DOI: 10.1097/IOP.0000000000000769
Abstrakt: Purpose: To review and summarize the clinical features, presentations, diagnostic modalities and management of dacryolithiasis.
Methods: A comprehensive PubMed search of all English articles on dacryolithiasis was reviewed. Although this review primarily relied on articles written in English, non-English-language articles that had abstracts translated into English were also reviewed. Data reviewed included epidemiology, pathogenesis, appearance and composition, clinical features, presentations, diagnostic modalities, management of dacryolithiasis and the implications of incidental dacryoliths found during lacrimal surgery.
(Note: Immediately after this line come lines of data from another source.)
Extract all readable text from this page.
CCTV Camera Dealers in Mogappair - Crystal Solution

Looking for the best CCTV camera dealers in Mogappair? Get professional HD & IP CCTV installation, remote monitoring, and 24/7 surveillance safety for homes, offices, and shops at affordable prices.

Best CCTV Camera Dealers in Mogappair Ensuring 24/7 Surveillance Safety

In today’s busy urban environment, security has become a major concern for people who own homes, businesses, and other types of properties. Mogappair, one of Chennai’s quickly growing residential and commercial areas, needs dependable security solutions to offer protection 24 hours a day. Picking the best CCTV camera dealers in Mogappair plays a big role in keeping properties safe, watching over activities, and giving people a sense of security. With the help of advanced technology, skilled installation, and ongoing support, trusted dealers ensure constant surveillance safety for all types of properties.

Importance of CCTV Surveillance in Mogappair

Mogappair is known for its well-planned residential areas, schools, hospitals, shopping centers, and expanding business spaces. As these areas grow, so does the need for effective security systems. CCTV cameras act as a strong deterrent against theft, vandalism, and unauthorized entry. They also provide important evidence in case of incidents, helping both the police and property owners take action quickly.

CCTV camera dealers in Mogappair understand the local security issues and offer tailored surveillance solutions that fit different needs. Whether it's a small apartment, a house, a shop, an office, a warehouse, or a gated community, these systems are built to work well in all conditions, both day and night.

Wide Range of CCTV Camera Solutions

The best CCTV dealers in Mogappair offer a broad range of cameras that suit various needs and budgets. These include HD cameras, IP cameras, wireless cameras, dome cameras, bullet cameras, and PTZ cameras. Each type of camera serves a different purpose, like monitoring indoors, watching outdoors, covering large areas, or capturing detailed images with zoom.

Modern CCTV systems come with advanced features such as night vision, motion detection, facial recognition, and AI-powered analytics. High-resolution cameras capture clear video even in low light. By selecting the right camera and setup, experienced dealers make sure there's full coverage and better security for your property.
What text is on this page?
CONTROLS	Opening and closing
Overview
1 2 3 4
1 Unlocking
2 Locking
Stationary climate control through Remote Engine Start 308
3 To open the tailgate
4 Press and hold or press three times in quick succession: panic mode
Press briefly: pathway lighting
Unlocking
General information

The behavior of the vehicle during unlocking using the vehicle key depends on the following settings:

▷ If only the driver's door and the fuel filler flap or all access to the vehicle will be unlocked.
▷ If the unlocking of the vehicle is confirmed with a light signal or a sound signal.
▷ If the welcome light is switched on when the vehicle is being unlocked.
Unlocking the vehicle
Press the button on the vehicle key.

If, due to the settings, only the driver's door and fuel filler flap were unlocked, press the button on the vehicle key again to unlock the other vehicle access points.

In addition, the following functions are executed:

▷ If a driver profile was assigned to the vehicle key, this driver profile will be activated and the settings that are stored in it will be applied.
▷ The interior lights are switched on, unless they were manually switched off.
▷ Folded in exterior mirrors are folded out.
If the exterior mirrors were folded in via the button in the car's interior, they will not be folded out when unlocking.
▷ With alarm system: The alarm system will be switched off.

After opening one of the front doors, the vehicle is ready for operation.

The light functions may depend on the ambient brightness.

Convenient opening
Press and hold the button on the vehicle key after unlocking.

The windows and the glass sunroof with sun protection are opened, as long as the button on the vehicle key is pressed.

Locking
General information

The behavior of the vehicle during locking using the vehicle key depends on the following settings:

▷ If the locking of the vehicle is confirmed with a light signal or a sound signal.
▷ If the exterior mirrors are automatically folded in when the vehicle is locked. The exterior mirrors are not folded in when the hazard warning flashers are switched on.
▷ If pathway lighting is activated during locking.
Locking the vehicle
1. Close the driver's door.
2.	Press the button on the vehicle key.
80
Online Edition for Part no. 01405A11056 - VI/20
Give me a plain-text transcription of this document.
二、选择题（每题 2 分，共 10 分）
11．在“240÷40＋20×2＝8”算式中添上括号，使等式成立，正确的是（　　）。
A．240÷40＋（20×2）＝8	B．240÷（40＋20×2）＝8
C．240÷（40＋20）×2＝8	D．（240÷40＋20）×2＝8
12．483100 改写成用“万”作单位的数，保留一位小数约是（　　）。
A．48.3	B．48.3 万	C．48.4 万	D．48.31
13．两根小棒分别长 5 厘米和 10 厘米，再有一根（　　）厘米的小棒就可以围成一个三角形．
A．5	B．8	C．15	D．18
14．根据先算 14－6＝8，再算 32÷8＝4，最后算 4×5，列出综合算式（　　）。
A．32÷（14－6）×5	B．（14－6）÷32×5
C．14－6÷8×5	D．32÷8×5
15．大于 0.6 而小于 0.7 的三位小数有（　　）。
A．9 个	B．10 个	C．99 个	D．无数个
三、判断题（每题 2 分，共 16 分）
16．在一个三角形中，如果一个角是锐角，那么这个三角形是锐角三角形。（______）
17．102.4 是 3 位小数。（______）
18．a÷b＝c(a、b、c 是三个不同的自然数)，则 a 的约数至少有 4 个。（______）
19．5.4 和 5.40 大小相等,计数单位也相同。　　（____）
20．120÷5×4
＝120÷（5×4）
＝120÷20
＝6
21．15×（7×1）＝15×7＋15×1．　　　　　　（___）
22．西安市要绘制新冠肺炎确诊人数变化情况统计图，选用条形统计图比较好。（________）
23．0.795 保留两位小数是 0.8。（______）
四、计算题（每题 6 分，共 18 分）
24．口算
Results: Although an unknown proportion of dacryolithiasis cases may remain asymptomatic; epiphora, acute and/or recurrent dacryocystitis, punctal discharge, and localized swelling are the most common presenting features of dacryolithiasis. It may also present as partial nasolacrimal duct obstruction. Dacryoliths exhibit a variety in external appearances. While some minimally invasive techniques for the removal of dacryoliths have been described, dacryocystorhinostomy with removal of the dacryoliths remain the most effective treatment in cases of symptomatic dacryolithiasis. The expression and production of certain proteins and peptides, namely those of the trifoil factor family play a significant role in the pathogenesis of dacryoliths.
Conclusions: The management of dacryolithiasis is driven by the goal of resolution of secondary obstruction and/or inflammation. Although a large number of dacryoliths are incidentally found during dacryocystorhinostomy, certain clinical features such as unilateral sac distension, particularly those with a palpable firm medial canthal mass, might lead one to have a high index of suspicion. It remains unclear if the incidental finding of a dacryolith during a dacryocystorhinostomy has a favorable prognostic value.